Ned Markosian (PhD, U Mass/Amherst), Professor of Philosophy at the University of Massachussetts, Amherst. Specializes in metaphysics.
Diane Michelfelder (PhD, Texas), Professor of Philosophy at Macalester College. Specialties include 20th-century Continental philosophy (esp. phenomenology), philosophy of technology, and applied ethics.
Julinna Oxley (PhD, Tulane), Associate Professor of Philosophy and Director of the Women’s and Gender Studies Program at Coastal Carolina University. Specialties include ethics, applied ethics, social and political philosophy, and feminist philosophy.
Sally Scholz (PhD, Purdue), Professor of Philosophy at Villanova University. Specialties include social & political philosophy and feminist philosophy.
Yolonda Y. Wilson (PhD, North Carolina), Assistant Professor of Philosophy at Howard University. Specialties include critical race theory, feminist philosophy, and African-American philosophy.

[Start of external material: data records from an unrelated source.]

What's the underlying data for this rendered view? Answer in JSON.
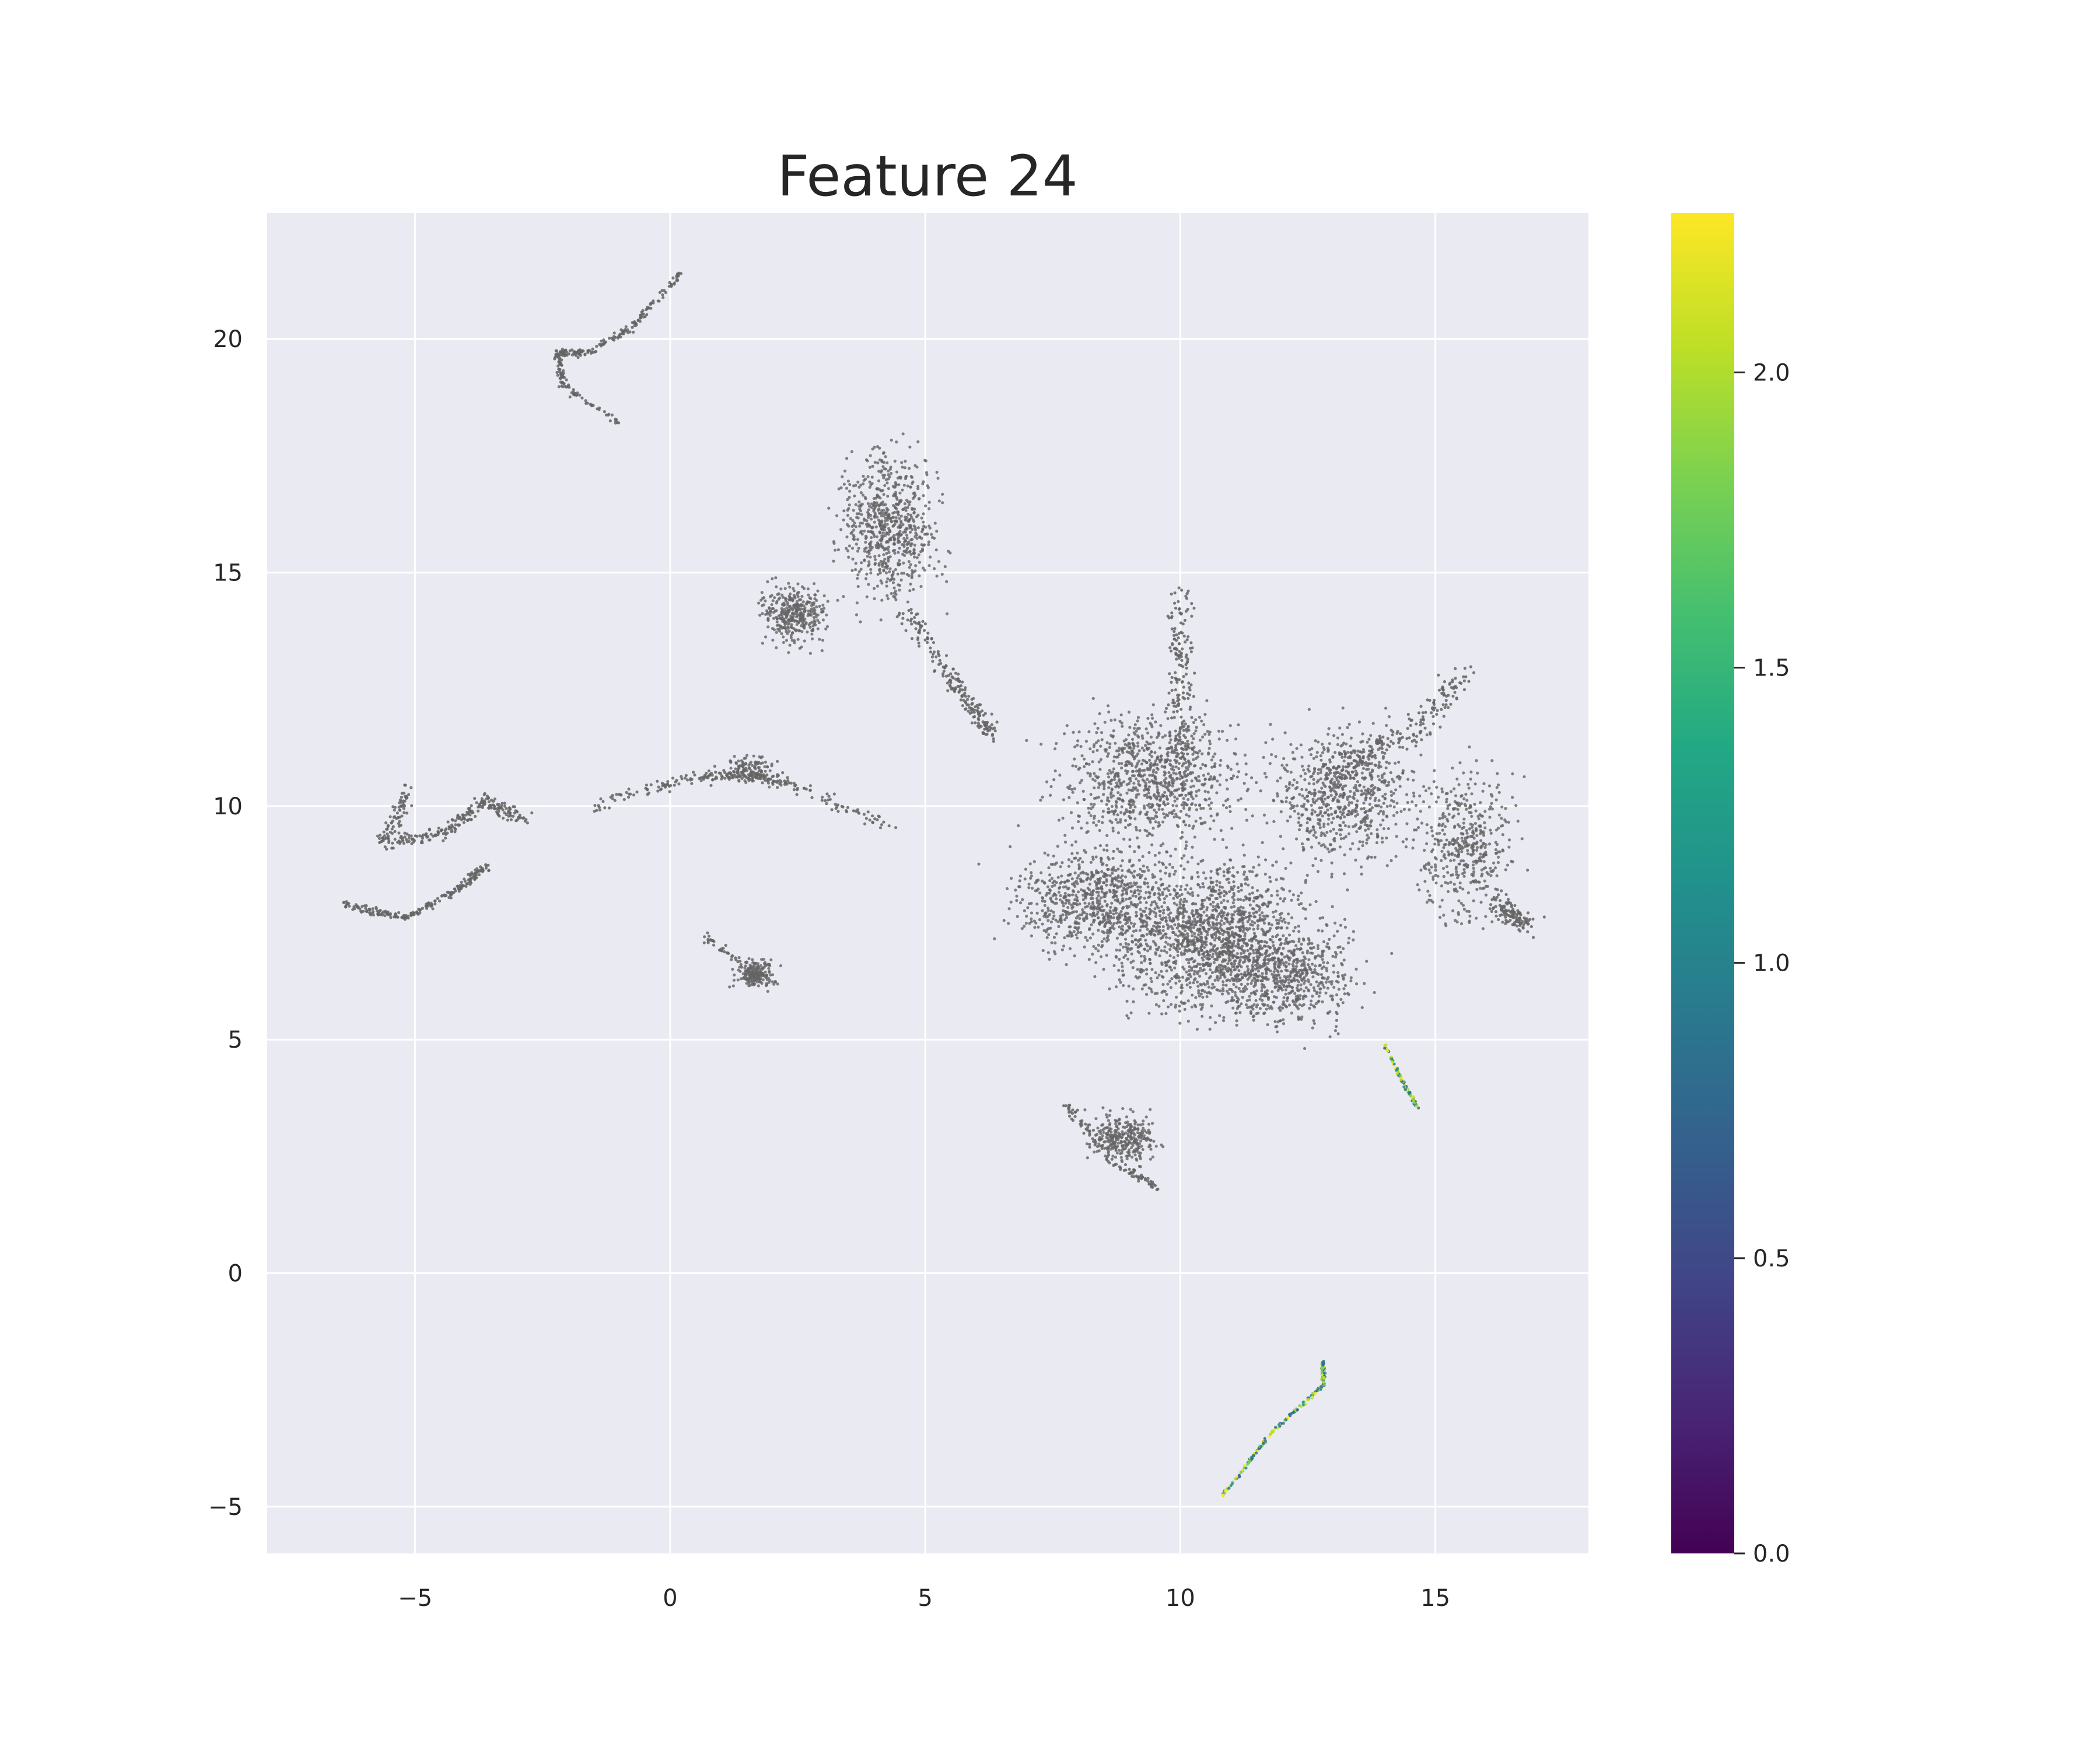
{
  "chart_data": {
    "type": "scatter",
    "title": "Feature 24",
    "xlabel": "",
    "ylabel": "",
    "xlim": [
      -7.9,
      18.0
    ],
    "ylim": [
      -6.0,
      22.7
    ],
    "xticks": [
      -5,
      0,
      5,
      10,
      15
    ],
    "xtick_labels": [
      "−5",
      "0",
      "5",
      "10",
      "15"
    ],
    "yticks": [
      -5,
      0,
      5,
      10,
      15,
      20
    ],
    "ytick_labels": [
      "−5",
      "0",
      "5",
      "10",
      "15",
      "20"
    ],
    "grid": true,
    "background_color": "#eaeaf2",
    "grid_color": "#ffffff",
    "point_color_zero": "#646464",
    "colormap": "viridis",
    "colorbar": {
      "range": [
        0.0,
        2.27
      ],
      "ticks": [
        0.0,
        0.5,
        1.0,
        1.5,
        2.0
      ],
      "tick_labels": [
        "0.0",
        "0.5",
        "1.0",
        "1.5",
        "2.0"
      ]
    },
    "clusters": [
      {
        "name": "large-hub",
        "points_gray": "dense",
        "x_range": [
          6.0,
          17.0
        ],
        "y_range": [
          4.2,
          14.7
        ]
      },
      {
        "name": "upper-leaf",
        "x_range": [
          1.8,
          6.2
        ],
        "y_range": [
          12.8,
          18.2
        ]
      },
      {
        "name": "top-hook",
        "x_range": [
          -2.3,
          0.3
        ],
        "y_range": [
          18.2,
          21.5
        ]
      },
      {
        "name": "left-crescent",
        "x_range": [
          -6.6,
          -2.7
        ],
        "y_range": [
          7.6,
          10.4
        ]
      },
      {
        "name": "mid-branch",
        "x_range": [
          -1.5,
          4.4
        ],
        "y_range": [
          9.5,
          12.2
        ]
      },
      {
        "name": "small-star",
        "x_range": [
          0.7,
          2.5
        ],
        "y_range": [
          5.8,
          7.2
        ]
      },
      {
        "name": "lower-blob",
        "x_range": [
          7.7,
          10.0
        ],
        "y_range": [
          1.7,
          4.2
        ]
      },
      {
        "name": "right-streak",
        "x_range": [
          14.0,
          14.7
        ],
        "y_range": [
          3.5,
          4.9
        ],
        "colored": true
      },
      {
        "name": "bottom-streak",
        "x_range": [
          10.8,
          12.8
        ],
        "y_range": [
          -4.8,
          -1.9
        ],
        "colored": true
      }
    ]
  }
}
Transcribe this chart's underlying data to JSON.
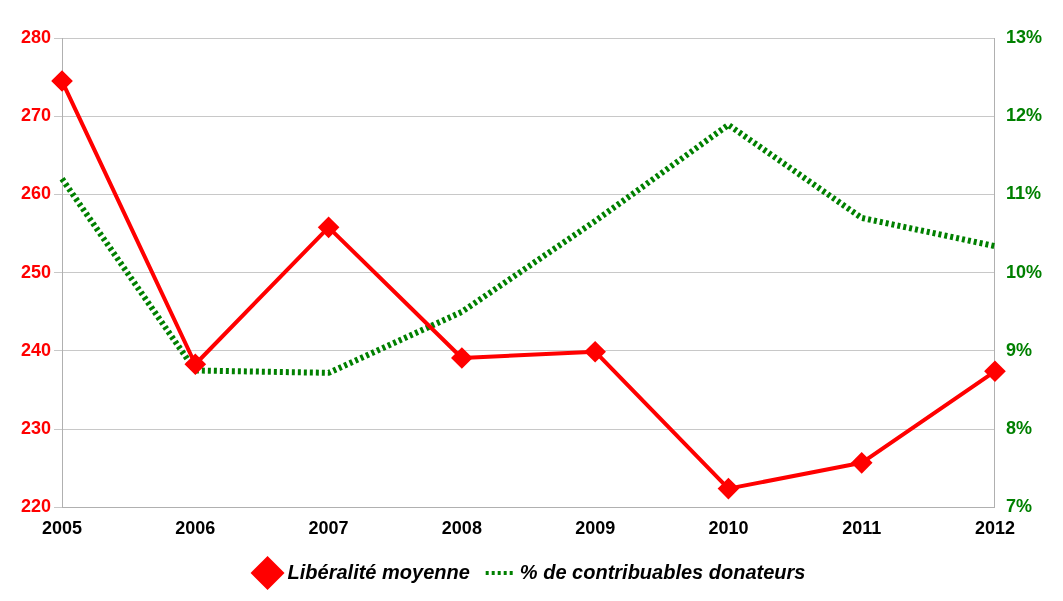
{
  "chart_data": {
    "type": "line",
    "categories": [
      "2005",
      "2006",
      "2007",
      "2008",
      "2009",
      "2010",
      "2011",
      "2012"
    ],
    "series": [
      {
        "name": "Libéralité moyenne",
        "color": "#ff0000",
        "marker": "diamond",
        "line_style": "solid",
        "values": [
          274.5,
          238.3,
          255.8,
          239.1,
          239.9,
          222.4,
          225.7,
          237.4
        ]
      },
      {
        "name": "% de contribuables donateurs",
        "color": "#008000",
        "marker": "none",
        "line_style": "dotted",
        "axis": "y2",
        "values": [
          11.2,
          8.75,
          8.72,
          9.5,
          10.66,
          11.89,
          10.7,
          10.34
        ]
      }
    ],
    "ylim": [
      220,
      280
    ],
    "yticks": [
      220,
      230,
      240,
      250,
      260,
      270,
      280
    ],
    "y2lim": [
      7,
      13
    ],
    "y2ticks": [
      {
        "value": 7,
        "label": "7%"
      },
      {
        "value": 8,
        "label": "8%"
      },
      {
        "value": 9,
        "label": "9%"
      },
      {
        "value": 10,
        "label": "10%"
      },
      {
        "value": 11,
        "label": "11%"
      },
      {
        "value": 12,
        "label": "12%"
      },
      {
        "value": 13,
        "label": "13%"
      }
    ],
    "grid": "y",
    "legend": "bottom"
  }
}
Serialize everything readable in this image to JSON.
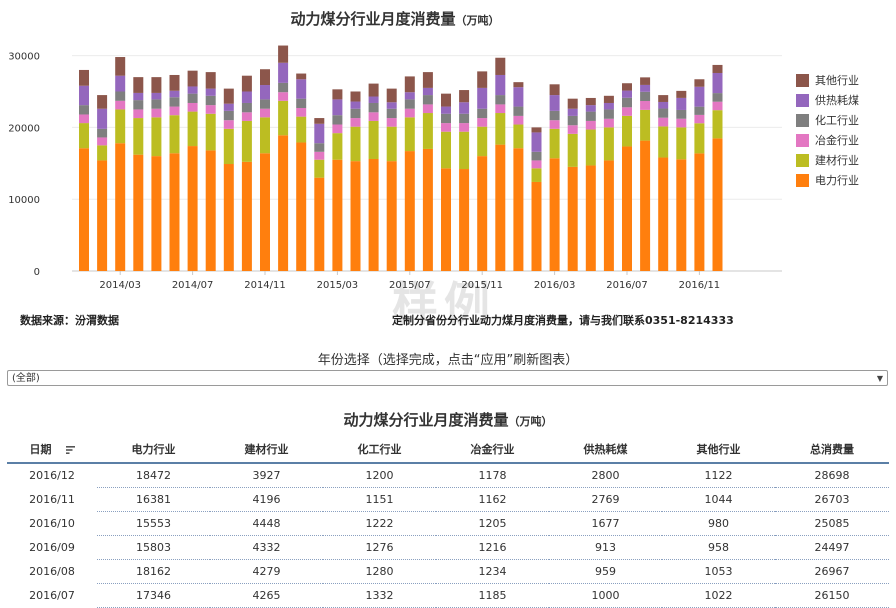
{
  "title": "动力煤分行业月度消费量",
  "title_unit": "（万吨）",
  "source": "数据来源：汾渭数据",
  "contact": "定制分省份分行业动力煤月度消费量，请与我们联系0351-8214333",
  "watermark": "样例",
  "year_selector": {
    "label": "年份选择（选择完成，点击“应用”刷新图表）",
    "value": "(全部)"
  },
  "colors": {
    "电力行业": "#ff7f0e",
    "建材行业": "#bcbd22",
    "冶金行业": "#e377c2",
    "化工行业": "#7f7f7f",
    "供热耗煤": "#9467bd",
    "其他行业": "#8c564b"
  },
  "legend": [
    "其他行业",
    "供热耗煤",
    "化工行业",
    "冶金行业",
    "建材行业",
    "电力行业"
  ],
  "chart_data": {
    "type": "bar",
    "stacked": true,
    "x_ticks": [
      "2014/03",
      "2014/07",
      "2014/11",
      "2015/03",
      "2015/07",
      "2015/11",
      "2016/03",
      "2016/07",
      "2016/11"
    ],
    "y_ticks": [
      0,
      10000,
      20000,
      30000
    ],
    "ylim": [
      0,
      30500
    ],
    "categories": [
      "2014/01",
      "2014/02",
      "2014/03",
      "2014/04",
      "2014/05",
      "2014/06",
      "2014/07",
      "2014/08",
      "2014/09",
      "2014/10",
      "2014/11",
      "2014/12",
      "2015/01",
      "2015/02",
      "2015/03",
      "2015/04",
      "2015/05",
      "2015/06",
      "2015/07",
      "2015/08",
      "2015/09",
      "2015/10",
      "2015/11",
      "2015/12",
      "2016/01",
      "2016/02",
      "2016/03",
      "2016/04",
      "2016/05",
      "2016/06",
      "2016/07",
      "2016/08",
      "2016/09",
      "2016/10",
      "2016/11",
      "2016/12"
    ],
    "series": [
      {
        "name": "电力行业",
        "values": [
          17100,
          15400,
          17800,
          16200,
          16000,
          16400,
          17400,
          16800,
          14900,
          15200,
          16400,
          18900,
          17900,
          13000,
          15500,
          15300,
          15600,
          15300,
          16700,
          17000,
          14300,
          14200,
          16000,
          17600,
          17100,
          12400,
          15700,
          14500,
          14700,
          15400,
          17346,
          18162,
          15803,
          15553,
          16381,
          18472
        ]
      },
      {
        "name": "建材行业",
        "values": [
          3500,
          2100,
          4700,
          5100,
          5400,
          5300,
          4800,
          5100,
          4900,
          5700,
          5000,
          4800,
          3600,
          2500,
          3700,
          4800,
          5300,
          4800,
          4700,
          5000,
          5100,
          5200,
          4100,
          4400,
          3300,
          1900,
          4100,
          4600,
          5000,
          4600,
          4265,
          4279,
          4332,
          4448,
          4196,
          3927
        ]
      },
      {
        "name": "冶金行业",
        "values": [
          1200,
          1100,
          1200,
          1200,
          1200,
          1200,
          1200,
          1200,
          1200,
          1200,
          1200,
          1200,
          1200,
          1100,
          1200,
          1200,
          1200,
          1200,
          1200,
          1200,
          1200,
          1200,
          1200,
          1200,
          1200,
          1100,
          1200,
          1200,
          1200,
          1200,
          1185,
          1234,
          1216,
          1205,
          1162,
          1178
        ]
      },
      {
        "name": "化工行业",
        "values": [
          1300,
          1200,
          1300,
          1300,
          1300,
          1300,
          1300,
          1300,
          1300,
          1300,
          1300,
          1300,
          1300,
          1200,
          1300,
          1300,
          1300,
          1300,
          1300,
          1300,
          1300,
          1300,
          1300,
          1300,
          1300,
          1200,
          1300,
          1300,
          1300,
          1300,
          1332,
          1280,
          1276,
          1222,
          1151,
          1200
        ]
      },
      {
        "name": "供热耗煤",
        "values": [
          2700,
          2800,
          2200,
          1000,
          900,
          900,
          1000,
          1000,
          1000,
          1600,
          2000,
          2800,
          2700,
          2700,
          2200,
          1000,
          900,
          900,
          1000,
          1000,
          1000,
          1600,
          2900,
          2800,
          2700,
          2700,
          2200,
          1000,
          900,
          900,
          1000,
          959,
          913,
          1677,
          2769,
          2800
        ]
      },
      {
        "name": "其他行业",
        "values": [
          2200,
          1900,
          2600,
          2200,
          2200,
          2200,
          2200,
          2300,
          2100,
          2200,
          2200,
          2400,
          800,
          800,
          1400,
          1400,
          1800,
          1900,
          2200,
          2200,
          1800,
          1700,
          2300,
          2400,
          700,
          700,
          1500,
          1400,
          1000,
          1000,
          1022,
          1053,
          958,
          980,
          1044,
          1122
        ]
      }
    ]
  },
  "table": {
    "title": "动力煤分行业月度消费量",
    "title_unit": "（万吨）",
    "headers": [
      "日期",
      "电力行业",
      "建材行业",
      "化工行业",
      "冶金行业",
      "供热耗煤",
      "其他行业",
      "总消费量"
    ],
    "rows": [
      [
        "2016/12",
        "18472",
        "3927",
        "1200",
        "1178",
        "2800",
        "1122",
        "28698"
      ],
      [
        "2016/11",
        "16381",
        "4196",
        "1151",
        "1162",
        "2769",
        "1044",
        "26703"
      ],
      [
        "2016/10",
        "15553",
        "4448",
        "1222",
        "1205",
        "1677",
        "980",
        "25085"
      ],
      [
        "2016/09",
        "15803",
        "4332",
        "1276",
        "1216",
        "913",
        "958",
        "24497"
      ],
      [
        "2016/08",
        "18162",
        "4279",
        "1280",
        "1234",
        "959",
        "1053",
        "26967"
      ],
      [
        "2016/07",
        "17346",
        "4265",
        "1332",
        "1185",
        "1000",
        "1022",
        "26150"
      ]
    ]
  }
}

It would be fair to say this Committee is not exactly representative of the profession, in terms of specialties, education, or interests. Indeed, it would be fair to say that the Committee that drafted this report was largely captured by feminist philosophers and SPEP members. This might explain the Committee's bizarre idea that philosophers have an ethical or professional obligation to "respect the philosophical opinions and traditions of others" which has never played any role in philosophy from Plato to Nietzsche to Quine.
I guess I am most surprised by Prof. Francis who, as a lawyer, should not have signed on to this careless and overbroad laguage, but perhaps she was not very involved.